The ideal, of course, is having all content available online for free, but there are issues with hosting and admin costs and the like. There are also models such as "available online for free 6 months after publication" or preprint archives. In the US, if I understand correctly, it's actually a legal requirement that tax payer-funded medical research be made available for free on Pubmed, and there's been lobbies to have that extended to all tax payer-funded research. Also, some people are attempting a boycott of Elsevier, which is one of the most extortionate journal companies.

Also, agreeing that JSTOR isn't a journal but an aggregate website!

eta: publishing books is another thing, but for maths at least that's not too usual anyway.
Edited Date: 2013-01-14 11:40 am (UTC)

(no subject)

Date: 2013-01-13 08:43 pm (UTC)
oursin: Drawing of hedgehog in a cave, writing in a book with a quill pen (Writing hedgehog)
From: [personal profile] oursin
As far as I know, it's not JSTOR doing the charging - it's the scholarly journal publishers, who already make huge sums out of selling subscriptions to libraries (while getting free peer reviewing etc from scholarly community). I'm still appalled (especially when I get journal editors asking me to pay vast amounts to have short reviews made Open Access), but if a journal is in JSTOR, if you're a member of a subscribing library you should be able to access articles free.

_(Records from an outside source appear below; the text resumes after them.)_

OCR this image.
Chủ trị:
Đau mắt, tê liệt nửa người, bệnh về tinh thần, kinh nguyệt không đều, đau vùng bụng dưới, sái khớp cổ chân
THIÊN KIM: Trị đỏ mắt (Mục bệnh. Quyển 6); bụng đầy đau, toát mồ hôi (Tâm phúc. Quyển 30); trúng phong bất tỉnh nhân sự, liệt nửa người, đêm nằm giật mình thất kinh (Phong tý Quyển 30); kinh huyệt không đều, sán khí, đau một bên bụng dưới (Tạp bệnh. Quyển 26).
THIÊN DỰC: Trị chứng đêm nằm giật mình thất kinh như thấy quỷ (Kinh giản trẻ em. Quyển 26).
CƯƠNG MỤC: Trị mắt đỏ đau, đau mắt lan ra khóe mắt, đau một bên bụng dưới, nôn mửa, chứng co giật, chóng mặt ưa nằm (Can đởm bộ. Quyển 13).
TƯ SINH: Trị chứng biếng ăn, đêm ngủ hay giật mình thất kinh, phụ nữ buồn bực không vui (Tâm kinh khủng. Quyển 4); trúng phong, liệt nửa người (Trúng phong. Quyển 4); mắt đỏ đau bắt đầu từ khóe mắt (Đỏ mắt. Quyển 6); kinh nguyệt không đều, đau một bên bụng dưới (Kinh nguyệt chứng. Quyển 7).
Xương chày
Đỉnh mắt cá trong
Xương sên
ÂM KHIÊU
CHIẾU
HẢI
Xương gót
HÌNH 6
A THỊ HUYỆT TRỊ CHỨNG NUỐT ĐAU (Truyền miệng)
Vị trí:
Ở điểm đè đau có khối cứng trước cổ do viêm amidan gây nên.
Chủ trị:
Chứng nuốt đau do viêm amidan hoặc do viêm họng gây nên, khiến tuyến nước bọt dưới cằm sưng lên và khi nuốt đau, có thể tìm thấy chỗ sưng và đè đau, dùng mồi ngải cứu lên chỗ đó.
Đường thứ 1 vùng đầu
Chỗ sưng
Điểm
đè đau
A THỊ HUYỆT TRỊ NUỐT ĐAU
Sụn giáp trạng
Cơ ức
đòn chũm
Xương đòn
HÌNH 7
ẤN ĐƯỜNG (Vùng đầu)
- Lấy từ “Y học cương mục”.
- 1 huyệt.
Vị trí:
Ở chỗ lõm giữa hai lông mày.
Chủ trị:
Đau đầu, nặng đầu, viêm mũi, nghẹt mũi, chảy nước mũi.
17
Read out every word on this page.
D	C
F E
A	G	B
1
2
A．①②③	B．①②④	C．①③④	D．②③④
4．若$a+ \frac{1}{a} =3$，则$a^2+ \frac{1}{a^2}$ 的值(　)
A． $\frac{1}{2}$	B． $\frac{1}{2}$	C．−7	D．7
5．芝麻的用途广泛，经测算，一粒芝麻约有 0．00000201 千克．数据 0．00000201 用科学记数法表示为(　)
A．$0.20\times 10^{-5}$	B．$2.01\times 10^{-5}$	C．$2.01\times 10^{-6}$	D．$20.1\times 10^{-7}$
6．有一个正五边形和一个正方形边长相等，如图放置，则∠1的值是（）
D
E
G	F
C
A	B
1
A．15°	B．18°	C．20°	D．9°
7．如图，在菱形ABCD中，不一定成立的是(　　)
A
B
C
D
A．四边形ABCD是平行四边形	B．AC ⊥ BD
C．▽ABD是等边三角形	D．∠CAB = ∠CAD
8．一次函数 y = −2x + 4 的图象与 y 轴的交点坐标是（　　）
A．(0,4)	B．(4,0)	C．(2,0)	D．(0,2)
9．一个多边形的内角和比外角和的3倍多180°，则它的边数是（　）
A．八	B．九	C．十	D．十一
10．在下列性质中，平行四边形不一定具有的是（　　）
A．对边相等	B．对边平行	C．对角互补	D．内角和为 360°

But 'Open Access' is a minefield at the moment because of the way it's being implemented and because the big-name journals in most fields are produced by large publishing conglomerates (often many stages down the line from when they were originally established as a forum for scholarly communication)

(no subject)

Date: 2013-01-13 11:57 pm (UTC)
smw: A woman sits at a typewriter, pages flying, a plug in the back of her awesomely big-curly hair. (Default)
From: [personal profile] smw
Aw, damn. I hate to hear when a resource I have enjoyed immensely is doing assy things.

(no subject)

Date: 2013-01-14 08:08 am (UTC)
cmcmck: (Default)
From: [personal profile] cmcmck
I write for a number of academic journals and none of them pull this trick.

Highly dodgy, I'd say.

(no subject)

Date: 2013-01-13 10:40 pm (UTC)
From: [identity profile] lyonesse.livejournal.com
this is true of nearly all academic publishing: you write a science paper, the journal publishes it, the authors get nada. has been so since time immemorial; as authors we are to regard ourselves as scientists and not writers (reasonable enough a descriptor a lot of the time :) the reward was to survive the "publish or perish" thing and maintain one's academic standing and/or progress; the researcher was paid by the university or other funding institution.

(this past year i was first author on a chapter in a medical-school textbook that sells for over a hundred dollars a pop. i'll never see a dime, and it may or may not help my professional life. i regard it as charity work; it's a way to do good in the world.)

(no subject)

Date: 2013-01-14 12:00 am (UTC)
From: [identity profile] houseboatonstyx.livejournal.com
Recently I read that a controversial study had been released into the wild, free at the author's own website, by-passing the whole 'journal review' process. Back to an earlier custom where it could be reviewed by everyone, peers and non-peers alike, instead of going through a journal as gate-keeper. (Maybe this was BEST, re climate change?)

Anyway, another point would be, does JSTOR get exclusive rights, or can a researcher publish both at JSTOR and elsewhere?